Speaking at the BSP’s quarterly inflation press conference, Lapid said the Monetary Board remained wary of risks to consumer prices, which remain on the “upside.”

He said these risks were rising food and fuel prices, pending petitions for power rate adjustments, and excess liquidity in the economy.

At its last policy meeting, BSP's policy-making the Monetary Board (MB) ordered banks to set aside more of their clients’ deposits as reserves in a bid to mop up excess cash from the economy.

Reserve requirements for major banks were hiked by one percentage point to 19 per cent.

“The BSP stands ready to deploy appropriate measures to ensure sustainable, non-inflationary, and inclusive economic growth,” Lapid said.
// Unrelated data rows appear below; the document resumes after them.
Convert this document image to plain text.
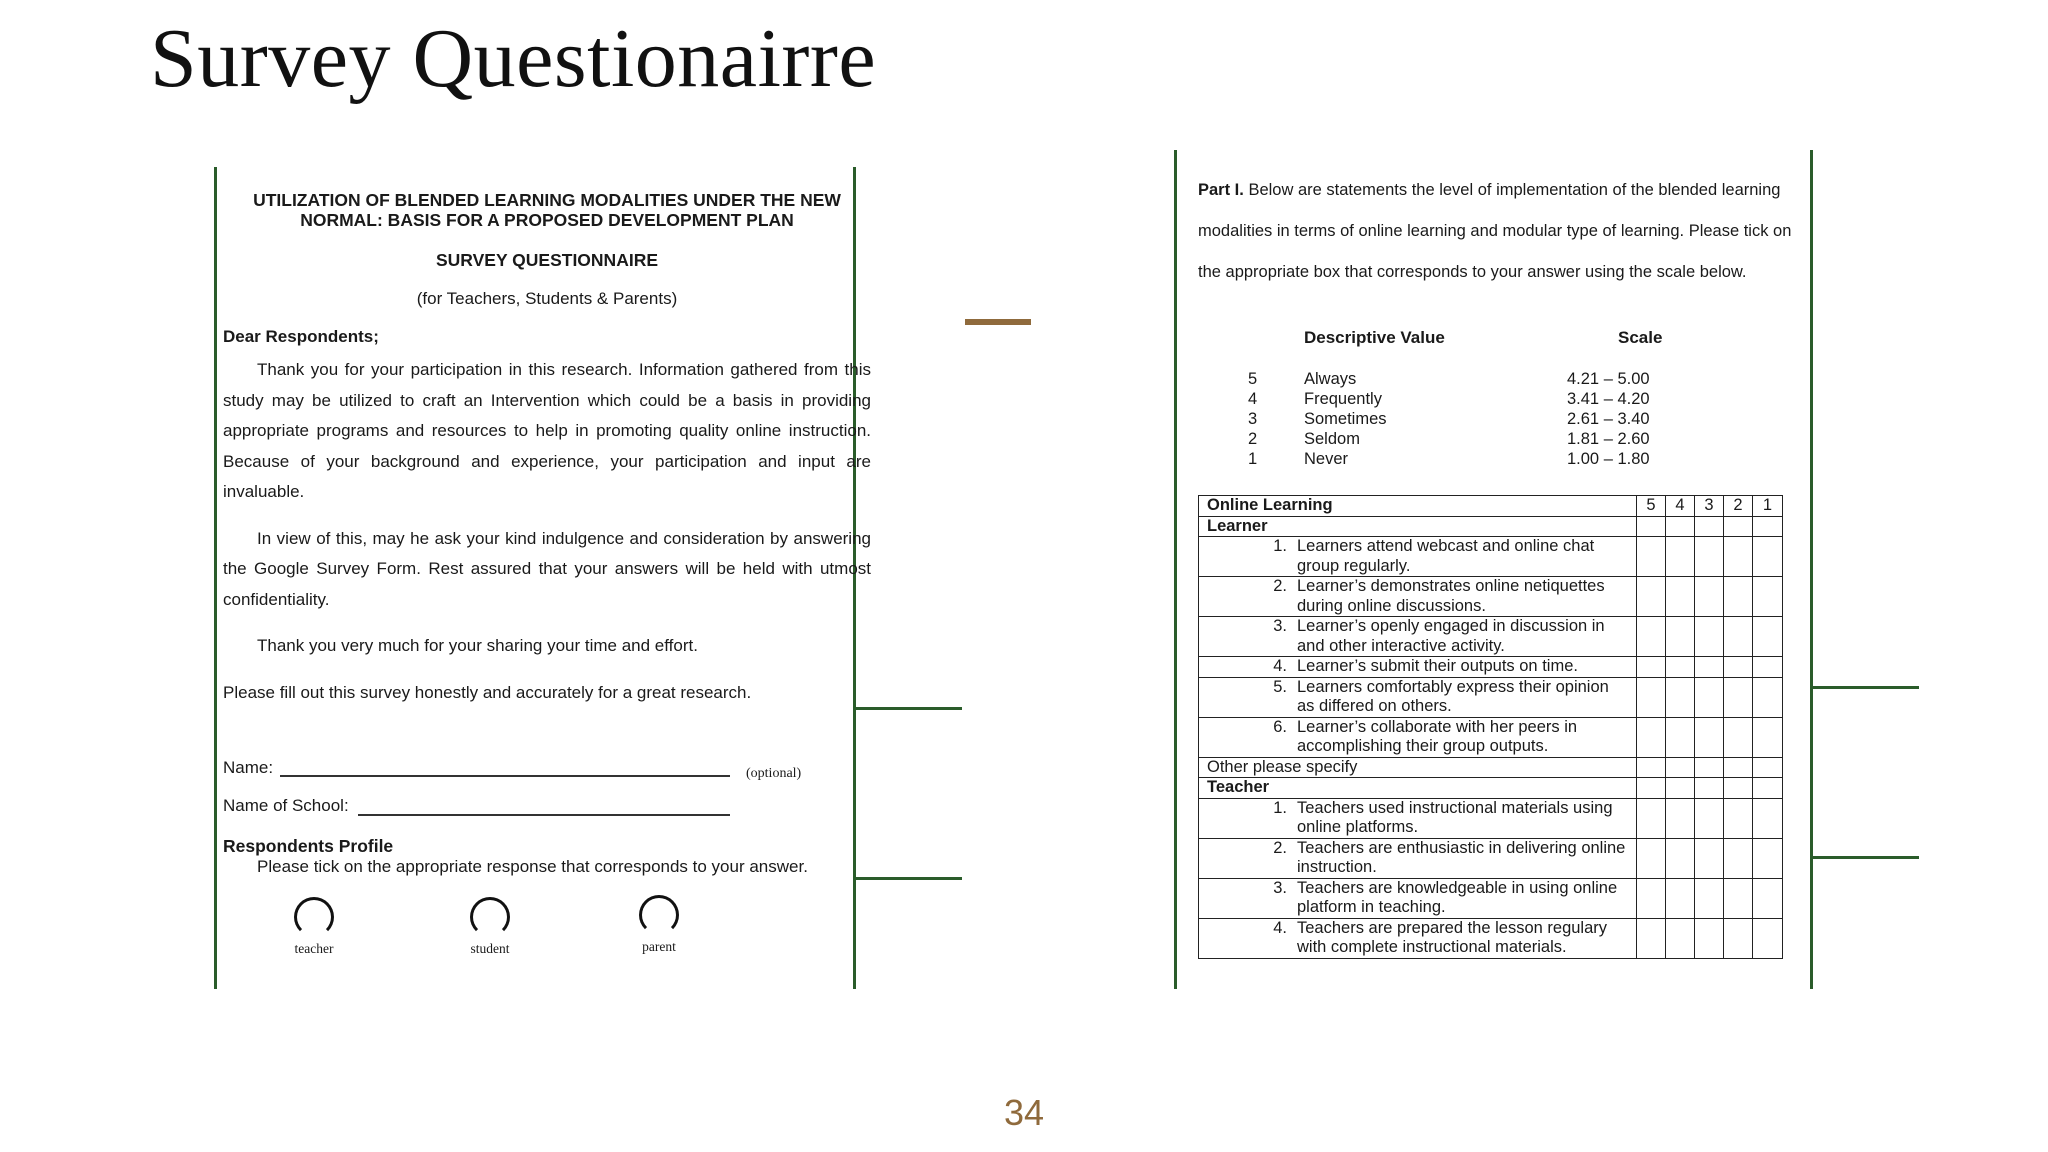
Survey Questionairre
UTILIZATION OF BLENDED LEARNING MODALITIES UNDER THE NEW
NORMAL: BASIS FOR A PROPOSED DEVELOPMENT PLAN
SURVEY QUESTIONNAIRE
(for Teachers, Students & Parents)
Dear Respondents;
Thank you for your participation in this research. Information gathered from this study may be utilized to craft an Intervention which could be a basis in providing appropriate programs and resources to help in promoting quality online instruction. Because of your background and experience, your participation and input are invaluable.
In view of this, may he ask your kind indulgence and consideration by answering the Google Survey Form. Rest assured that your answers will be held with utmost confidentiality.
Thank you very much for your sharing your time and effort.
Please fill out this survey honestly and accurately for a great research.
Name:	(optional)
Name of School:
Respondents Profile
Please tick on the appropriate response that corresponds to your answer.
teacher	student	parent
Part I. Below are statements the level of implementation of the blended learning modalities in terms of online learning and modular type of learning. Please tick on the appropriate box that corresponds to your answer using the scale below.
Descriptive Value	Scale
5	Always	4.21 – 5.00
4	Frequently	3.41 – 4.20
3	Sometimes	2.61 – 3.40
2	Seldom	1.81 – 2.60
1	Never	1.00 – 1.80
Online Learning	5	4	3	2	1
Learner					

1. Learners attend webcast and online chat group regularly.					

2. Learner’s demonstrates online netiquettes during online discussions.					

3. Learner’s openly engaged in discussion in and other interactive activity.					

4. Learner’s submit their outputs on time.					

5. Learners comfortably express their opinion as differed on others.					

6. Learner’s collaborate with her peers in accomplishing their group outputs.					

Other please specify					
Teacher					

1. Teachers used instructional materials using online platforms.					

2. Teachers are enthusiastic in delivering online instruction.					

3. Teachers are knowledgeable in using online platform in teaching.					

4. Teachers are prepared the lesson regulary with complete instructional materials.					

34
Effects of the hike in reserve requirements will be reflected in April data for the country’s money supply.

Latest data from the BSP showed domestic liquidity rose by 36.4 per cent in February of the year, slower than the previous month’s 37.3 per cent.

Despite the deceleration, growth in M3 was still higher than the below 20-per cent growth rate considered “normal” by the BSP.

“If prolonged, these could translate to higher inflationary pressures,” Lapid said.

Inflation, or the average rise in consumer prices across the country, was clocked in at 3.9 per cent in March, slowing from 4.1 per cent the month before.

The BSP expects inflation for 2014 to average at 4.2 per cent, faster than last year’s 3 per cent.

The inflation forecast for the year is above the midpoint of the BSP’s target range for the year of 3 to 5 per cent.

The BSP’s benchmark overnight borrowing and lending rates have been at their record lows of 3.5 and 5.5 per cent, respectively, since 2012.

The BSP in its quarterly inflation report said the improving economic prospects of advanced economies like the United States may cause instability in the near term, but long term benefits were also forthcoming.

“For emerging markets in particular, a key downside risk emanates from increased financial market volatility due in part to uncertainty over the ongoing normalisation of monetary policy in the US,” the BSP said.